Note: we assume that the output has an output binary class k = 2, that have redundant and opposed probabilities.

$ln(P(Y=1|X))=\sum_{i=1}^N \sum_{k=1}^2 y_k^{(i)}ln(h_k(x^{(i)}))$ $ln(P(Y=1|X))=\sum_{i=1}^N (y_1^{(i)}ln(h_1(x^{(i)}))+(1-y_1^{(i)})ln(1-h_1(x^{(i)})))$

Retuning to the cost ($J(w)$):

$J(w) =-\frac{1}{m} \cdot \sum_{i=1}^m\Bigl( y_i log(h_i)+(1-y_i)log(1-h_i)\Bigl)$ $J(w) = \frac{1}{m} \cdot \left(-y_{M\times 1}^\intercal \log(h_w(x)_{M\times 1})-(1-y_{M\times 1})^\intercal \log(1-h_w(x)_{M\times 1})\right)$

There is a global minimum thar can be achieved using gradient descent.
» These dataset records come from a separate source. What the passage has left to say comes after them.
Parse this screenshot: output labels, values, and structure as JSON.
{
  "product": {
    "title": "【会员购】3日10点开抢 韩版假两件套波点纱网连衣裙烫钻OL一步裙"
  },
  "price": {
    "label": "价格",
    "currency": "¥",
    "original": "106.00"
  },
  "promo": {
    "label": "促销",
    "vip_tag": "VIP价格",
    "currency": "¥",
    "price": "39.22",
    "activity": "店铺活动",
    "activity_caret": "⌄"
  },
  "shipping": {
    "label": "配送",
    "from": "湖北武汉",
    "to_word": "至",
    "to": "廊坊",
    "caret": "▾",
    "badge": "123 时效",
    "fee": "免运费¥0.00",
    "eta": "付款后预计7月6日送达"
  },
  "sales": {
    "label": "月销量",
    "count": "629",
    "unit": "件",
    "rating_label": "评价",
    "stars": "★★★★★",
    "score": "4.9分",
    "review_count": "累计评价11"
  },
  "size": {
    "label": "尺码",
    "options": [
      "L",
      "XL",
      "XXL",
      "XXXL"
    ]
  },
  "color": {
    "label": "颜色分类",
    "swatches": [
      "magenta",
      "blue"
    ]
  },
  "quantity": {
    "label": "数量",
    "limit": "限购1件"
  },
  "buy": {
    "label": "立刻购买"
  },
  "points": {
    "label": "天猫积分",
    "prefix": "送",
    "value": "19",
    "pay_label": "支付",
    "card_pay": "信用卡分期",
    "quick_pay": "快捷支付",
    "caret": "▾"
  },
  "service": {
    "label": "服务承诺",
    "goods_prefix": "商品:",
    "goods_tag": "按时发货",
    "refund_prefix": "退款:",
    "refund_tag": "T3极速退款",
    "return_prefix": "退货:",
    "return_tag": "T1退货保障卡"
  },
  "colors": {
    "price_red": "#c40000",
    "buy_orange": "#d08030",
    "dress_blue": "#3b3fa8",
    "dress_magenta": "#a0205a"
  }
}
$\begin{align*}& Repeat \; \lbrace \newline & \; w_j := w_j - \alpha \dfrac{\partial}{\partial w_j}J(w) \newline & \rbrace\end{align*}$ $f(x) = log_a(g(x)) \rightarrow f'(x) = \dfrac {g'(x)}{g(x)}log_ae$ $\dfrac{\partial}{\partial w_j}J(w) =\dfrac{\partial}{\partial w_j} \Biggl(\dfrac{-1}{m} \sum_{i=1}^m \mathrm{Cost}(h_w(x_i),y_i)\Biggl)$ $=\dfrac{-log_ae}{m}\sum_{i=1}^m {y_i \dfrac{1}{\require{cancel}\cancel {h_w(x_i)}}\cancel {h_w(x_i)}(1-h_w(x_i))x_j+ (1-y_i) \dfrac{1}{1-h_w(x_i)}h_w(x_i)(h_w(x_i)-1)x_j}$ $=\dfrac{-log_ae}{m}\sum_{i=1}^m {y_i(1-h_w(x_i))x_j- (1-y_i) \dfrac{1}{\cancel{1-h_w(x_i)}}h_w(x_i)(\cancel{1-h_w(x_i)})x_j}$ $=\dfrac{-log_ae}{m}\sum_{i=1}^m {y_i(1-h_w(x_i))x_j- (1-y_i)h_w(x_i)x_j}$ $=\dfrac{log_ae}{m}\sum_{i=1}^m {(h_w(x_i)-y_i)x_j}$ $\begin{align*} & Repeat \; \lbrace \newline & \; w_j := w_j - \frac{\alpha}{m} \sum_{i=1}^m (h_w(x^{(i)}) - y^{(i)}) x_j^{(i)} \newline & \rbrace \end{align*}$ $w := w_{J\times 1} - \frac{\alpha}{m} X_{M\times J}^\intercal (h_{M\times 1} - y_{M\times 1})$ $w := w_{J\times 1} + \gamma X_{M\times J}^\intercal (y_{M\times 1} - h_{M\times 1})$

There are several types of gradient descent implementation:

Batch gradient descent: iteration (new coefs) is done as the sum of all training examples
Stochastic gradient descent: iteration on each example, converges faster than batch gradient descent in case of large training dataset.
Mini-batch gradient descent: iteration on a group of $b$ examples, in some cases can converge faster than batch or stochastic.
Stochastic gradient descent with momentum: each gradient has a momentum added from the previous gradient:

$\begin{align} \begin{split} v_t &= \gamma v_{t-1} + \eta \nabla_\theta J( \theta) \\ \theta &= \theta - v_t \end{split} \end{align}$

Important implementation concepts:

Debug results to adjust the learning rate
Possibly set dinamic learning rate as: $\alpha = \dfrac{const_1}{interationNumber + const_2}$ so learning rate decreases as it aproaches to the minimum.

dynamic alpha

An special case of stochastic gracient descent is the Online learning. Learning is done continuously from a source flow that generates training examples. Each example is used for train and ignored (not stored).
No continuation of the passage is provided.